Storicamente, alla fine del XIX secolo, la coltivazione si estendeva su circa 500 ettari con una produzione superiore alle 4 tonnellate annue. Tuttavia, nel corso del XX secolo, la produzione subì una significativa contrazione, scendendo a 1,5 tonnellate nel 1930. Un momento critico arrivò a metà secolo, quando la coltivazione rischiò quasi l’estinzione a causa della scarsa redditività: i bulbi venivano persino utilizzati come mangime per gli animali.

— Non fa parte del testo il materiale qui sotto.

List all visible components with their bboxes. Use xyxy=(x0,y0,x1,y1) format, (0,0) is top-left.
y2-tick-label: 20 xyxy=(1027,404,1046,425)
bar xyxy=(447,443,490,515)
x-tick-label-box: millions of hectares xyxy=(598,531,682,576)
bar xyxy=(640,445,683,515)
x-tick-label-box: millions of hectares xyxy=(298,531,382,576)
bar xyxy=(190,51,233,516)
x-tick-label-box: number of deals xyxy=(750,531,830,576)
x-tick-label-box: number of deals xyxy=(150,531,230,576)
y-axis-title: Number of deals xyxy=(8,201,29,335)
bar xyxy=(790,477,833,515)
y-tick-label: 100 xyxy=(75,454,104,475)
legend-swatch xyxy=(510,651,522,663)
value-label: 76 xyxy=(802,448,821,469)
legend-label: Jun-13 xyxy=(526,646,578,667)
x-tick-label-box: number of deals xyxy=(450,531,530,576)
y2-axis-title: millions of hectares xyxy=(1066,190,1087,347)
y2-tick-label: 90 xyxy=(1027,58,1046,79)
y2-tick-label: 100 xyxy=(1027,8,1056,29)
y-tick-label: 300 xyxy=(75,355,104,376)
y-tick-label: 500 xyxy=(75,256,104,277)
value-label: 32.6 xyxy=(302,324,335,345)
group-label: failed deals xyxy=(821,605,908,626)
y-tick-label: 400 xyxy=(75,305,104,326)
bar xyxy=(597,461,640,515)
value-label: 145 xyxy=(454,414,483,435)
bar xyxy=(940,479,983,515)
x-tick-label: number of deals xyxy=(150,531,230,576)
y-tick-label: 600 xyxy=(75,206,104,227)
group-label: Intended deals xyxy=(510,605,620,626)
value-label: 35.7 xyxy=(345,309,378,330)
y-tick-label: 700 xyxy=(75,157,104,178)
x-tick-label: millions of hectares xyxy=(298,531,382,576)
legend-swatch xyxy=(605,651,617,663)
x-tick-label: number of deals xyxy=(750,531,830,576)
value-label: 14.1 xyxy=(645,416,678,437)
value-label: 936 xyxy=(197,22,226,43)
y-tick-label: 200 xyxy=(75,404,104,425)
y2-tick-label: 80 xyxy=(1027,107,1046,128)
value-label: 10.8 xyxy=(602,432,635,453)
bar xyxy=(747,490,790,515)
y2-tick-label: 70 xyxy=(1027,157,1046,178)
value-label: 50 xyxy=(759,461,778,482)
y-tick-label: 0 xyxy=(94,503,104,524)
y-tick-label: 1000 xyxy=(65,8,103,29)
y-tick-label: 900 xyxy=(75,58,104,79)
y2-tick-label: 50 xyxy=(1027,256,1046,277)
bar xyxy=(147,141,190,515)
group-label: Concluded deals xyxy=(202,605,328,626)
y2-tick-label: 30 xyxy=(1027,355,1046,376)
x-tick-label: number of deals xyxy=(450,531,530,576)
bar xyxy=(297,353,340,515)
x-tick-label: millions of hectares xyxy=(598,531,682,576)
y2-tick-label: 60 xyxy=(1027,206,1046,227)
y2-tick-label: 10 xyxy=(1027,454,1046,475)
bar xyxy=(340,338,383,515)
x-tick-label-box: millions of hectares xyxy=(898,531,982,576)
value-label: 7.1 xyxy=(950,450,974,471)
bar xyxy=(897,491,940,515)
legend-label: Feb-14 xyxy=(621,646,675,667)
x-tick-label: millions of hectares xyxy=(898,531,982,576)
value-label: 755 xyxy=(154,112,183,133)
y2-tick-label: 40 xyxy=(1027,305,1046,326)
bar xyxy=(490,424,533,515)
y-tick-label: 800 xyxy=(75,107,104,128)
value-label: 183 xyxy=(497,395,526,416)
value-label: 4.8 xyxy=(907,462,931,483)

La salvezza dello zafferano dell’Aquila si deve all’impegno di Silvio Salvatore Sarra, un agricoltore di Civitaretenga che, nonostante le difficoltà economiche, continuò a coltivare la pianta preservandone la tradizione. Nel 1971 fondò la Cooperativa Altopiano di Navelli, che oggi conta circa 100 soci e ha avuto un ruolo fondamentale nel rilancio e nella valorizzazione dello zafferano locale.
L’attenzione mediatica, con apparizioni televisive storiche come quella nella trasmissione Portobello di Enzo Tortora, contribuì a far conoscere questo prodotto pregiato al grande pubblico. Nel 2005 lo zafferano dell’Aquila ottenne il prestigioso riconoscimento DOP (Denominazione di Origine Protetta), un sigillo di qualità che tutela la produzione esclusiva limitata a 13 comuni della provincia di L’Aquila, tra cui Barisciano, Fagnano Alto, Navelli e Molina Aterno.
Tecniche di coltivazione e caratteristiche uniche
La produzione dello zafferano dell’Aquila segue un rigoroso ciclo agricolo che si svolge ad altitudini fino a 1000 metri. La preparazione del terreno inizia a novembre con un’aratura profonda, accompagnata da una fertilizzazione naturale con letame, vietando qualsiasi fertilizzante chimico durante la fase vegetativa. I bulbi vengono interrati ad agosto sulle file distanti circa 20 centimetri, con una densità di circa 600.000 bulbi per ettaro.
Le prime foglie emergono con le piogge di settembre, mentre la fioritura avviene in ottobre. La raccolta dei fiori avviene nelle prime ore del mattino prima della loro completa apertura, per preservarne intatta la qualità. Gli stimmi rossi vengono poi essiccati tramite una tostatura su brace di legna di mandorlo o quercia, processo che riduce il peso degli stimmi a un sesto, mantenendo un’umidità residua tra il 5 e il 10%. Per ottenere un chilogrammo di zafferano sono necessari circa 200.000 fiori.
Questo processo tradizionale conferisce allo zafferano dell’Aquila un aroma inconfondibile, un colore intenso e un sapore delicato che lo rendono un ingrediente prezioso in cucina.
Nella cucina abruzzese, lo zafferano dell’Aquila viene impiegato in ricette tipiche come lo scapece alla vastese e le cozze allo zafferano, esaltando i sapori del pesce con la sua nota speziata e raffinata. Oltre all’uso culinario, è apprezzato nella produzione di liquori tipici locali, contribuendo alla valorizzazione del territorio anche sotto il profilo enogastronomico.
Il riconoscimento del prodotto ha travalicato i confini regionali e nazionali, con omaggi culturali che testimoniano la sua importanza: nel 2008 la Repubblica Italiana gli ha dedicato un francobollo e lo zafferano è stato citato nel film d’animazione Ratatouille della Pixar, dove viene definito “eccellente”.